Ces cartes de publicité de magasin ou d’entreprise font aujourd’hui la joie des collectionneurs, car elles caractérisent bien leur époque. L’autre carte reproduite ci-dessous est également une carte de publicité, mais il l’a incluse dans sa numérotation générale (CP N° 58). D’autre part c’est la seule qui constitue une double vue. Elle représente le garage Chauveau, quand il était encore installé place des Champs-Élysées (actuelle place Jeanne d’Arc). Il sera au cours du XXème siècle déplacé avenue Georges Clemenceau, puis avenue de Lattre de Tassigny. Cette carte est aussi intéressante par les exemples de voitures d’époque qu’elle montre.
Publicité pour le garage Chauveau.
L’année 1908 va marquer la fin de cette association avec sa mère, parce que Charles Jouffelot doit partir faire son service militaire. Et durant cette période de menace de conflit mondial, le service est de deux ans, en plus des périodes militaires successives. Il est donc incorporé le 6 octobre 1908 au 1er bataillon de chasseurs à pied à Épernay dans la Marne, puis finalement affecté au 137ème régiment d’infanterie de Fontenay-le-Comte, dont il sera libéré le 25 septembre 1910.
Ces deux longues années d’absence, dans la période la plus importante, vont fortement compromettre sa carrière d’éditeur de cartes postales.
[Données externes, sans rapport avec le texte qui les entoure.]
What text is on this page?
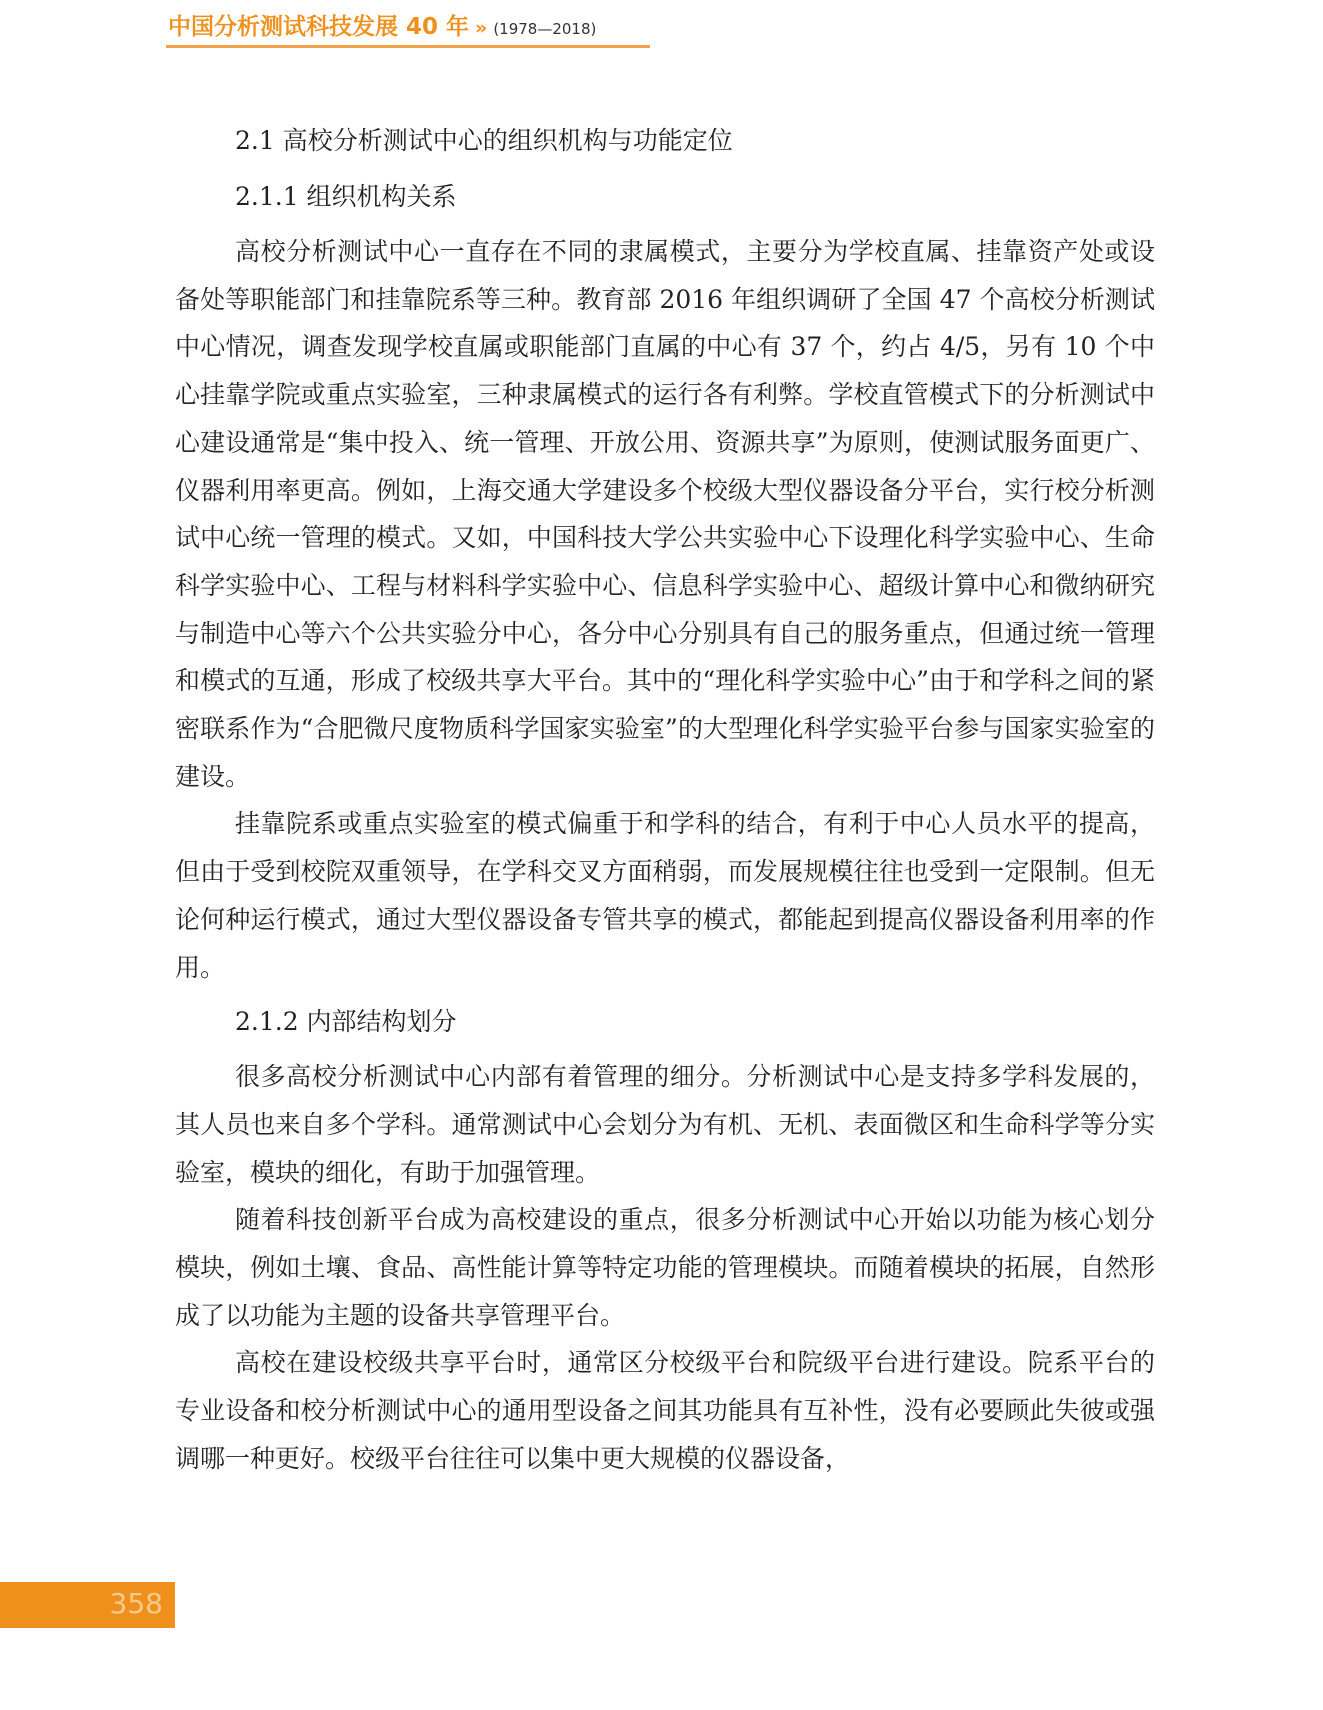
中国分析测试科技发展 40 年 » (1978—2018)
2.1 高校分析测试中心的组织机构与功能定位
2.1.1 组织机构关系

高校分析测试中心一直存在不同的隶属模式，主要分为学校直属、挂靠资产处或设备处等职能部门和挂靠院系等三种。教育部 2016 年组织调研了全国 47 个高校分析测试中心情况，调查发现学校直属或职能部门直属的中心有 37 个，约占 4/5，另有 10 个中心挂靠学院或重点实验室，三种隶属模式的运行各有利弊。学校直管模式下的分析测试中心建设通常是“集中投入、统一管理、开放公用、资源共享”为原则，使测试服务面更广、仪器利用率更高。例如，上海交通大学建设多个校级大型仪器设备分平台，实行校分析测试中心统一管理的模式。又如，中国科技大学公共实验中心下设理化科学实验中心、生命科学实验中心、工程与材料科学实验中心、信息科学实验中心、超级计算中心和微纳研究与制造中心等六个公共实验分中心，各分中心分别具有自己的服务重点，但通过统一管理和模式的互通，形成了校级共享大平台。其中的“理化科学实验中心”由于和学科之间的紧密联系作为“合肥微尺度物质科学国家实验室”的大型理化科学实验平台参与国家实验室的建设。

挂靠院系或重点实验室的模式偏重于和学科的结合，有利于中心人员水平的提高，但由于受到校院双重领导，在学科交叉方面稍弱，而发展规模往往也受到一定限制。但无论何种运行模式，通过大型仪器设备专管共享的模式，都能起到提高仪器设备利用率的作用。

2.1.2 内部结构划分

很多高校分析测试中心内部有着管理的细分。分析测试中心是支持多学科发展的，其人员也来自多个学科。通常测试中心会划分为有机、无机、表面微区和生命科学等分实验室，模块的细化，有助于加强管理。

随着科技创新平台成为高校建设的重点，很多分析测试中心开始以功能为核心划分模块，例如土壤、食品、高性能计算等特定功能的管理模块。而随着模块的拓展，自然形成了以功能为主题的设备共享管理平台。

高校在建设校级共享平台时，通常区分校级平台和院级平台进行建设。院系平台的专业设备和校分析测试中心的通用型设备之间其功能具有互补性，没有必要顾此失彼或强调哪一种更好。校级平台往往可以集中更大规模的仪器设备，

358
Ses concurrents auront eu le temps de couvrir l’essentiel de la clientèle de Chantonnay, comme Eugène Poupin de Mortagne-sur-Sèvre, Paul Dugleux de la Roche-sur-Yon ou Armand Robin de Fontenay-le-Comte.
Une facture faite par C. Jouffelot en 1907.
En 1910, au retour du service militaire, il est âgé de 23 ans et donc majeur ; il installe alors un studio et un magasin de photographe dans la maison contiguë au magasin de sa mère, au N° 3 de la rue de Bordeaux. Bien qu’ayant évidemment changé plusieurs fois d’affectation, ces deux bâtiments sont encore visibles aujourd’hui aux numéros 3 et 5 de l’avenue Clemenceau (cf. ci-dessous). Pendant cette période de sa vie, il va faire essentiellement de la photo et beaucoup moins d’imprimerie. Quant aux cartes postales, il manque toujours de moyen de communication pour pouvoir élargir son périmètre autour de Chantonnay.
Vue actuelle (2012) des 3 et 5 avenue Clemenceau à Chantonnay.
Il continue néanmoins à éditer des cartes postales, mais celles-ci sont surtout consacrées à des sujets ponctuels. Il publie en cartes, des photos qu’il prend lors des fêtes locales à Chantonnay bien sûr, mais aussi à Saint-Philbert-du-Pont-Charrault et même à La Jaudonnière. Dans le même esprit, à cette époque, il fait partie de « l’Association de la rue de Bordeaux », qui est en concurrence avec les associations de la rue Nationale et celle de la « République Libre des Quatre Routes ». Et ces trois dernières animent la ville par des fêtes qui essayent de rivaliser en importance et en fréquentation. Charles Jouffelot réalise à l’occasion de la cavalcade de la mi-carême du 2 mars 1913 une série spéciale de 15 cartes toutes très recherchées. Celle qui est reproduite ci-dessous (N°2) représente le char de l’Horticulture, attendant dans la cour arrière de son propre immeuble rue de Bordeaux.
Un char lors de la mi-carême de 1913.
Tous les clichés qu’il prend de sites, de monuments ou d’évènements ne sont pas forcément édités en cartes postales. Certains sont vendus en grand format sur des cartons. Pour produire ces cartes postales, ce sont des clichés identiques qui sont utilisés en contretypie. La photo reproduite ci-dessous représente la cour intérieure du moulin du Gué à Sainte-Cécile. Il a préféré un autre cliché plus animé pour réaliser sa carte postale du lieu, portant le numéro 18.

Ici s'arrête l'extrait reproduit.